City officials had been worried that the original plan to balance the pension fund would bring abrupt changes.
Potential consequences included the "forced retirement" of a number of city employees, including Police Chief Kyle Westall and much of the department's command, Mayes said in a December Daily-Times story.
Those fears have since subsided.
"The modifications made to the original, aggressive changes are much more palatable to the city and should mitigate the rule change forcing employees to retire prematurely," Mayes said.
The most substantial changes to the signed bill will affect new employees entering the workforce in the future, he said.
The city's finances, however, will take a hit.
A change in employer contribution means the city will have to raise its contribution to the fund by 0.4 percent, costing the city about $116,000 in the first year, Mayes said.
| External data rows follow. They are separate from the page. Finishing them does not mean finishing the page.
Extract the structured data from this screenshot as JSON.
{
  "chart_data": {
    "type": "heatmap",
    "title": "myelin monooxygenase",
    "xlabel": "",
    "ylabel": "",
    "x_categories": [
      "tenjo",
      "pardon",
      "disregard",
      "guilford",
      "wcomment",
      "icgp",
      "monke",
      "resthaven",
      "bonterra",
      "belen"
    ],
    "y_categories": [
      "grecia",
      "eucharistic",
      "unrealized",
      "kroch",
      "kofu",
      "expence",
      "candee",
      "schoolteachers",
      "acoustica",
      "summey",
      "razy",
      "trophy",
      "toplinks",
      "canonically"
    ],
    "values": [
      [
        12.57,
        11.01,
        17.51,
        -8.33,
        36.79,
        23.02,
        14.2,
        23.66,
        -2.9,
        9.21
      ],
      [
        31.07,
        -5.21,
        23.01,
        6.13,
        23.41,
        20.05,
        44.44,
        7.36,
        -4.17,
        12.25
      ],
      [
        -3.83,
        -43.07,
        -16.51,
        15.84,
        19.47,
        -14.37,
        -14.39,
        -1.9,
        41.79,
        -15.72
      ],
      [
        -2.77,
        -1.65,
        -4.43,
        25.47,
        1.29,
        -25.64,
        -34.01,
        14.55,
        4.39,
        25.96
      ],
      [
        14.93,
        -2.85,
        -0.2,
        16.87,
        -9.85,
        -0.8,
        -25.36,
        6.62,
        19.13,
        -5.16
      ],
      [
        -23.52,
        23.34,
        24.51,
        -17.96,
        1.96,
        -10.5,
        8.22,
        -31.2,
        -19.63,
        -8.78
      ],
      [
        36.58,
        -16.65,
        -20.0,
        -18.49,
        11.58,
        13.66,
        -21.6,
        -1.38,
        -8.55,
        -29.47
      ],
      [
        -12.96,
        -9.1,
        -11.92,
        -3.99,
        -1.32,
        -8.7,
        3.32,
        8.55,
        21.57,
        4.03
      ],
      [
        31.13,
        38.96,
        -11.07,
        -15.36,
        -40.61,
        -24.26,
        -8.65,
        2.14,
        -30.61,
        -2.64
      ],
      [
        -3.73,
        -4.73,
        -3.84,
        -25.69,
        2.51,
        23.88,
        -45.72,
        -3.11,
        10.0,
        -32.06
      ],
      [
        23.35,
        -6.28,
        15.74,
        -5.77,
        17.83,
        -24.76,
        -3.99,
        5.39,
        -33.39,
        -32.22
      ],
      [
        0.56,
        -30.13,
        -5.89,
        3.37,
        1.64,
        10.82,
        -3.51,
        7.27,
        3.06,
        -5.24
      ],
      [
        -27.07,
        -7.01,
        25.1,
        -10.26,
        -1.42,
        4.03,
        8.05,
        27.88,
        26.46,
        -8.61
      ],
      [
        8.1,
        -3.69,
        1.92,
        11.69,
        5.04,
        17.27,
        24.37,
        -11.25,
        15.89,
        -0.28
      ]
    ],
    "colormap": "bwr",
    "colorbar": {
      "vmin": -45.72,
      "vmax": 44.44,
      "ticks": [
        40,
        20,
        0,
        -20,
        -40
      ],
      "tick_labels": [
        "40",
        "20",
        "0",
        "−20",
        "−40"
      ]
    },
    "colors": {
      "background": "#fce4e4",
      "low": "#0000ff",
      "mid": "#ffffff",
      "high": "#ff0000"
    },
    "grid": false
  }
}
For Mayor Tommy Roberts, this additional financial obligation is cause for some concern.
The city will now have to find a way to budget for the increased contribution while trying to close a $4.4 million budget deficit.
"Going forward, all of this is in an environment in which we're looking for ways to deal with the budget, but I believe we can address those issues," he said during a Friday phone interview. "I appreciate that the (association) fund statewide was in bad shape and needed some fixes."
For San Juan County Chief Executive Kim Carpenter, the changes to the pension fund may only provide a temporary fix.
"We've obviously got concerns because we have a good percentage of people eligible to retire," he said in a Friday phone interview. "People are going to have to do some math and decide whether it's worth it to stay."
Carpenter said that he will be eligible for retirement as well as a number of department heads and middle management personnel.
"Now it's phased in, which will help, but at the same time, the real black sheep is this 90-percent recovery of retirement (funds) after 30 years," he said.
If an employee waits to retire until they hit 30 years of employment, they will jump from collecting 80 percent of their income to collecting 90 percent.
"With the phase in and the chance for the 90 percent, people will probably wait," Carpenter said. "But either way, you're going to have an eventual (employee) fallout. The big thing is that people need to get educated. Don't take the (fund) for granted. Look at the governor's reforms. A lot of people get to retirement and realize that their take-home is not what they expected."
Public employees, however, should be thankful for the bill and its reforms, he said.
"I think we should be thankful that they're talking about pension reform and not pension termination," Carpenter said.